Calcutta: Trauma care makes debut

Trauma care makes debut
A STAFF REPORTER

Calcutta Telegraph, India
Nov 15 2004

In Calcutta, nearly 450 people die in road accidents every year,
and a few hundred more lose their limbs or become paralysed after
suffering a massive heart attack from trauma-related injuries.

“The first few minutes are very critical and that is the period
when a person has the best chance of survival, even in a near-fatal
accident. But sadly, we don’t have enough personnel or expertise
to handle trauma cases better,” said Sourav Koley, critical care
specialist in Calcutta.

All that is likely to change when the city’s first-ever trauma care
hospital opens on Monday. The Rs 27-crore hospital, a joint venture
of the Armenian Church of India and the Asia Heart Foundation, is the
first such project in eastern India, which started a year ago after
the state government greenlighted it.

Between 1998 and 2004, at least 38 people died on the city streets,
and the trend shows no sign of decelerating. Doctors believe it is
mainly owing to the lack of timely attention and proper medical care.

For some time, critical care specialists in the city were trying to
teach cardiac resuscitation to the police force. It is an important
technique for reviving trauma-affected people.

However, with little to show for all that, the government decided a
few years ago to start its own trauma care hospital at SSKM Hospital
and another such unit was planned at Medical College and Hospital.
The foundation stone for such a hospital was laid at SSKM Hospital,
but the project never got underway due to lack of funds.
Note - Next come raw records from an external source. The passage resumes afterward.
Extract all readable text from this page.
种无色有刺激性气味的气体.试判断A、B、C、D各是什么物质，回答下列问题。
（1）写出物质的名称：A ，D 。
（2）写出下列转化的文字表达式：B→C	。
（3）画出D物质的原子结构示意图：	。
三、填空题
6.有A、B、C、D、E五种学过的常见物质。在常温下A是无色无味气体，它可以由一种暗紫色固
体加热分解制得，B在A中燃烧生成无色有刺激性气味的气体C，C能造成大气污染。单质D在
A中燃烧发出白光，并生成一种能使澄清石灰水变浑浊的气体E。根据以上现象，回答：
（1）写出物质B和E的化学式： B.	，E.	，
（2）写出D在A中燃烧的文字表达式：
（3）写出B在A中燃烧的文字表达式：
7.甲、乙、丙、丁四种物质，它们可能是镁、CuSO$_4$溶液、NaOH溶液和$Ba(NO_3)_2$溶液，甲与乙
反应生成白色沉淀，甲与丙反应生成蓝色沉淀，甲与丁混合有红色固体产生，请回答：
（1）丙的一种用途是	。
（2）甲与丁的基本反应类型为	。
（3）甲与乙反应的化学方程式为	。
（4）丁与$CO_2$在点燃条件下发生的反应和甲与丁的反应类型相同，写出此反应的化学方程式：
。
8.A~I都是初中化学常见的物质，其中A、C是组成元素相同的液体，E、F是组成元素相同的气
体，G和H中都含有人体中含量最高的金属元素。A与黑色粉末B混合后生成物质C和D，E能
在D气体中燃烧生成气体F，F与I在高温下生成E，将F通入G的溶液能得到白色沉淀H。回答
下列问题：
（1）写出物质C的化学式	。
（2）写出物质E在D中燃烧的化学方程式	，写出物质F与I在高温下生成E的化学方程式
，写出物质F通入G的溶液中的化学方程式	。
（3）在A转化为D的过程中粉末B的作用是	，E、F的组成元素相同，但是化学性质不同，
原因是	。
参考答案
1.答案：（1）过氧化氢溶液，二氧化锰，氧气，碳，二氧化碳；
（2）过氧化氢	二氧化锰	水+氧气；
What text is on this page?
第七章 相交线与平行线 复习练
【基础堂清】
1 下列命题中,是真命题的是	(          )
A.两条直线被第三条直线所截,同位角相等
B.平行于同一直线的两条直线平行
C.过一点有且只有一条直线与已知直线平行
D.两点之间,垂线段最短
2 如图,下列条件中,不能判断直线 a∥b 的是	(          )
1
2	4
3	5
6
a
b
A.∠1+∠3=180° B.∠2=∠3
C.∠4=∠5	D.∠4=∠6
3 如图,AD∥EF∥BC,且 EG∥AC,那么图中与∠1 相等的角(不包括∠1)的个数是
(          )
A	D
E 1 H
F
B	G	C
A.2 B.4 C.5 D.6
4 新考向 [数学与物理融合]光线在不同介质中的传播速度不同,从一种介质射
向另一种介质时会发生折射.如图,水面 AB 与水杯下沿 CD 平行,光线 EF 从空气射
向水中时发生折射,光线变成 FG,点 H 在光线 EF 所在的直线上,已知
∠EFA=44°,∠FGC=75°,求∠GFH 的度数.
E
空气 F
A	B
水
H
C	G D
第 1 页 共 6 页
Finally, early last year, the Armenian Church members and Devi Shetty,
chairman of the Asia Heart Foundation that runs the Rabindranath
Tagore International Institute for Cardiac Sciences, at Mukundapur,
off the Eastern Metropolitan Bypass, placed the proposal before the
government, which soon okayed it.

The 300-bed hospital will have a 30-member medical team throughout
the day, on duty 24 hours, for the benefit of patients who could be
rushed in for trauma care any moment. Apart from state-of-the-art
neuro-surgery speciality, the hospital has all top-of-the-line medical
equipment to tackle urgent cases of orthopaedics, neurology, nephrology
and urology.

Housed on the same campus as the Mukundapur hospital, the trauma care
centre will have cardiac specialists from the mother hospital to take
care of the cardiology part of the treatment, explained vice-chairman
Aloke Roy, himself an expert in nuclear medicine.

“The treatment will not be expensive. A dilation facility will be
available for Rs 700 and CT scan for Rs 800 only. If a patient is poor,
we won’t charge him anything at all,” Roy added.